Having a problem with a coworker?  The best approach is to talk to the coworker directly about the problem, right?  Well, no, not in Minnesota.  Since it’s rude to confront people directly with issues, a problem with a coworker can only be resolved in two ways: (a) be nice to your coworker to his face, and take out your frustrations by talking about him behind his back, or (b) report the problem to his supervisor.

The same goes for other problems.  Having an issue with your child’s teacher?  Tell the principal.  Unhappy with your restaurant server?  Tell the manager.

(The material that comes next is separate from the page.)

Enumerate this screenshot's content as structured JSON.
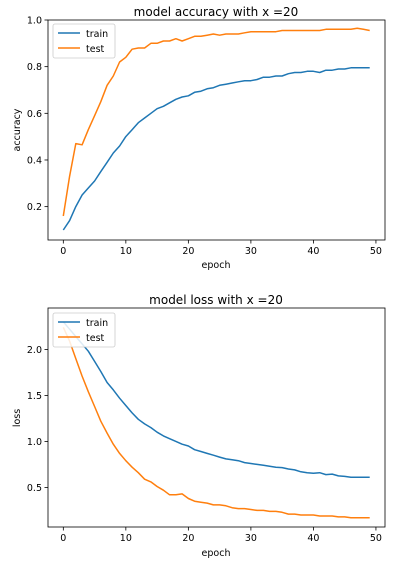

This doesn’t mean that you should never report problems to a higher-up.  There are plenty of good reasons to do this.  But using this as the default way of dealing with conflict is dysfunctional.  Yes, I know it’s awkward to confront people, even for us New Jersey-bred individuals.  But if you don’t confront someone because you’re worried that he’s going to be upset, well, think of how upset this person will be when it gets back to him that you were nice to his face and then reported him to management.

7. Different is Good

differentSo what do you Minnesotans say when someone wears something you don’t like?  Or serves a dish that’s not to your taste?  Or speaks of some lifestyle choice you don’t approve of?  Do you say, “Oh.  I don’t care for that.”

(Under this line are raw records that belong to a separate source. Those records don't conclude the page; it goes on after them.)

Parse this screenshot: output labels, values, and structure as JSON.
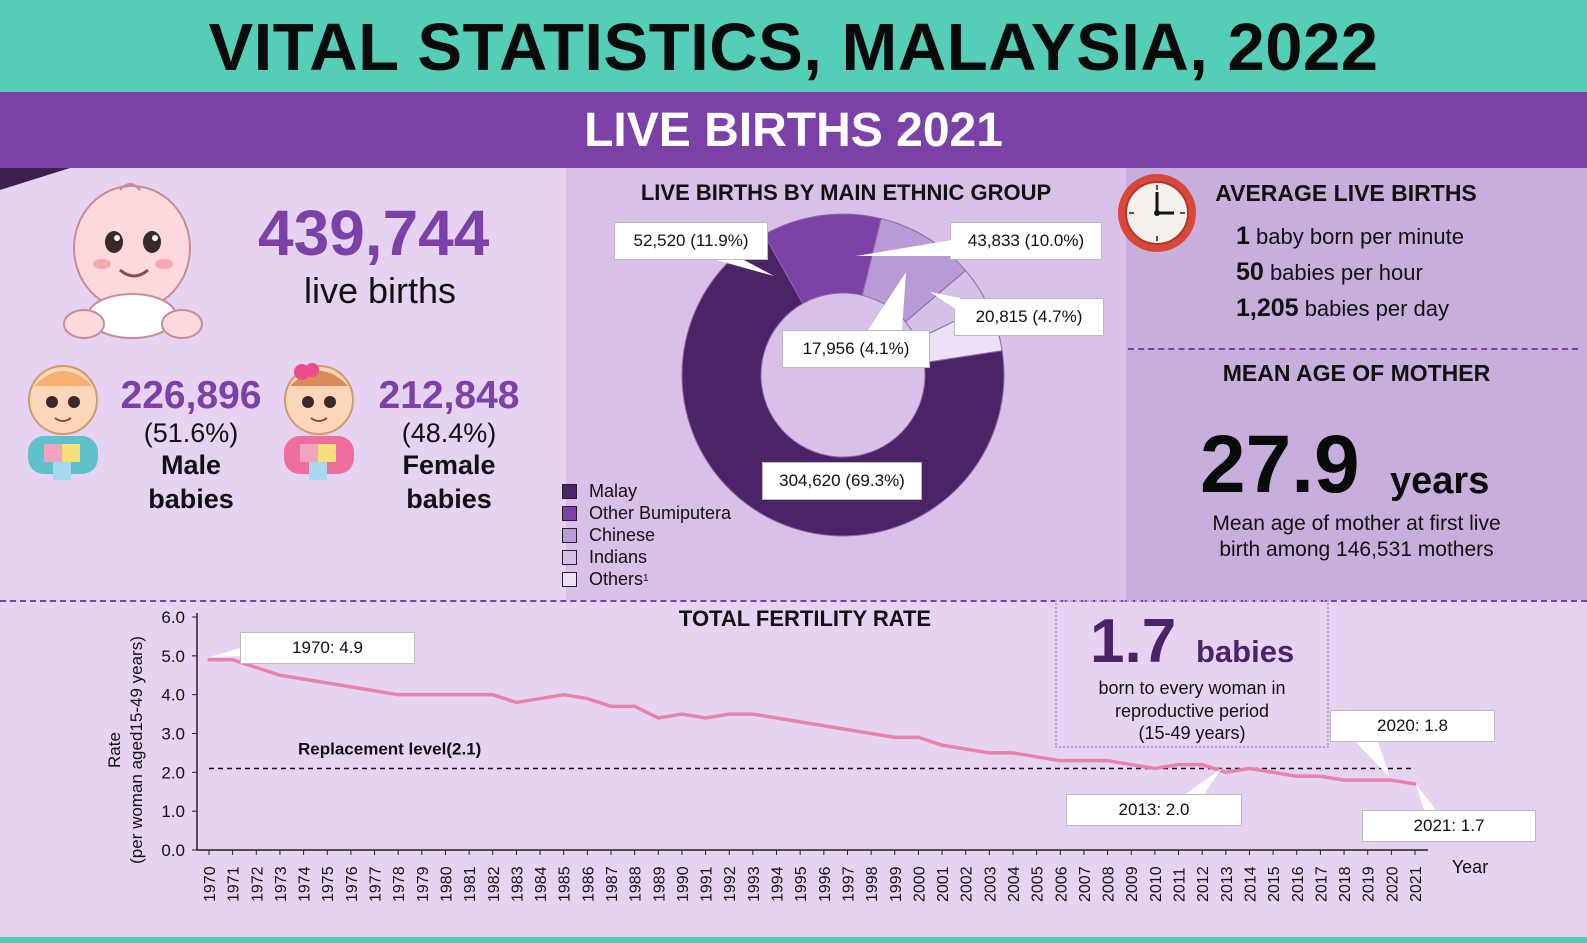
{
  "header": {
    "title": "VITAL STATISTICS, MALAYSIA, 2022",
    "subtitle": "LIVE BIRTHS 2021"
  },
  "totals": {
    "live_births_value": "439,744",
    "live_births_label": "live births",
    "male_value": "226,896",
    "male_pct": "(51.6%)",
    "male_label_1": "Male",
    "male_label_2": "babies",
    "female_value": "212,848",
    "female_pct": "(48.4%)",
    "female_label_1": "Female",
    "female_label_2": "babies"
  },
  "ethnic": {
    "title": "LIVE BIRTHS BY MAIN ETHNIC GROUP",
    "labels": {
      "malay": "304,620 (69.3%)",
      "other_bumi": "52,520 (11.9%)",
      "chinese": "43,833 (10.0%)",
      "indians": "17,956 (4.1%)",
      "others": "20,815 (4.7%)"
    },
    "legend": [
      "Malay",
      "Other Bumiputera",
      "Chinese",
      "Indians",
      "Others"
    ],
    "legend_others_superscript": "1"
  },
  "average": {
    "title": "AVERAGE LIVE BIRTHS",
    "rows": [
      {
        "num": "1",
        "text": "baby born per minute"
      },
      {
        "num": "50",
        "text": "babies per hour"
      },
      {
        "num": "1,205",
        "text": "babies per day"
      }
    ]
  },
  "mother": {
    "title": "MEAN AGE OF MOTHER",
    "value": "27.9",
    "unit": "years",
    "note_1": "Mean age of mother at first live",
    "note_2": "birth among 146,531 mothers"
  },
  "tfr": {
    "title": "TOTAL FERTILITY RATE",
    "big_value": "1.7",
    "big_unit": "babies",
    "box_line_1": "born to every woman in",
    "box_line_2": "reproductive period",
    "box_line_3": "(15-49 years)",
    "replacement_label": "Replacement level(2.1)",
    "callouts": {
      "c1970": "1970: 4.9",
      "c2013": "2013: 2.0",
      "c2020": "2020: 1.8",
      "c2021": "2021: 1.7"
    },
    "ylabel_1": "Rate",
    "ylabel_2": "(per woman aged15-49 years)",
    "xlabel": "Year"
  },
  "colors": {
    "teal": "#55ceb8",
    "purple": "#7b41a6",
    "dark_purple": "#4a2466",
    "line_pink": "#e882ad"
  },
  "chart_data": [
    {
      "type": "pie",
      "title": "LIVE BIRTHS BY MAIN ETHNIC GROUP",
      "categories": [
        "Malay",
        "Other Bumiputera",
        "Chinese",
        "Indians",
        "Others"
      ],
      "values": [
        304620,
        52520,
        43833,
        17956,
        20815
      ],
      "percent": [
        69.3,
        11.9,
        10.0,
        4.1,
        4.7
      ],
      "colors": [
        "#4a2466",
        "#7b41a6",
        "#b79ad6",
        "#d5c0e8",
        "#ece1f5"
      ],
      "legend_position": "bottom-left"
    },
    {
      "type": "line",
      "title": "TOTAL FERTILITY RATE",
      "xlabel": "Year",
      "ylabel": "Rate (per woman aged15-49 years)",
      "ylim": [
        0,
        6
      ],
      "yticks": [
        "0.0",
        "1.0",
        "2.0",
        "3.0",
        "4.0",
        "5.0",
        "6.0"
      ],
      "x": [
        1970,
        1971,
        1972,
        1973,
        1974,
        1975,
        1976,
        1977,
        1978,
        1979,
        1980,
        1981,
        1982,
        1983,
        1984,
        1985,
        1986,
        1987,
        1988,
        1989,
        1990,
        1991,
        1992,
        1993,
        1994,
        1995,
        1996,
        1997,
        1998,
        1999,
        2000,
        2001,
        2002,
        2003,
        2004,
        2005,
        2006,
        2007,
        2008,
        2009,
        2010,
        2011,
        2012,
        2013,
        2014,
        2015,
        2016,
        2017,
        2018,
        2019,
        2020,
        2021
      ],
      "series": [
        {
          "values": [
            4.9,
            4.9,
            4.7,
            4.5,
            4.4,
            4.3,
            4.2,
            4.1,
            4.0,
            4.0,
            4.0,
            4.0,
            4.0,
            3.8,
            3.9,
            4.0,
            3.9,
            3.7,
            3.7,
            3.4,
            3.5,
            3.4,
            3.5,
            3.5,
            3.4,
            3.3,
            3.2,
            3.1,
            3.0,
            2.9,
            2.9,
            2.7,
            2.6,
            2.5,
            2.5,
            2.4,
            2.3,
            2.3,
            2.3,
            2.2,
            2.1,
            2.2,
            2.2,
            2.0,
            2.1,
            2.0,
            1.9,
            1.9,
            1.8,
            1.8,
            1.8,
            1.7
          ]
        }
      ],
      "reference_line": {
        "value": 2.1,
        "label": "Replacement level(2.1)"
      },
      "grid": false
    }
  ]
}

Nope.  You say, “Oh.  That’s different.”

I’ve heard other transplants complain about this use of “different” as well.  It takes us transplants awhile to figure out that “different” is euphemistic for “bad.”  Or “weird.”  Or “not normal, and therefore suspect.”

Minnesotans, please get out of the habit using the term “different” this way.  I mean, do you truly believe that anything that’s not “normal” is suspect?  No?  Then stop misusing this term. Different is good.

8. Opinions are Good

Hey, Minnesotans.  It’s okay to have an opinion about political issues.  And, under reasonable circumstances, it’s okay to politely express your opinions in public.  No, this doesn’t mean it’s a good thing to go stark raving mad at strangers on Facebook pages and in Comment boxes.  But please understand that there’s a big difference between engaging in a flame war and saying, “Well, personally, I feel strongly in favor of Issue X. What do you think?”

I learned this the hard way when I was teaching at several different Minnesota colleges. I would present multiple sides of an issue that was relevant to the course topic, and then ask the class, “So, what’s your opinion about this issue?”

Silence. Pulling teeth.  No one wanted to be “rude” and debate the issue at hand.  Students told me sometimes, “I don’t want to come across as opinionated,” as if expressing one’s opinion openly automatically earns the negative “opinionated” designation.

Having opinions, and expressing those opinions, is a crucial part of how democracy works.  Change of any kind will never happen if we’re all too polite to talk about it, and if nobody ever gets exposure to opinions different from their own, we all stagnate.  So, hey, Minnesotans, could you please practice voicing your opinions now and then?

9. So, Hey, Minnesotans, Thanks for the Lakes and All…

I know this post is blunt and not the least bit Minnesota Nice. I’d like to add again that I really do like this place.  It’s not perfect (and don’t even get me started on the winters or the current state of the Minnesota Twins), but like I said, I chose this place as home.  But hey, Minnesotans, you could sure be a little more direct once in awhile, dontcha know?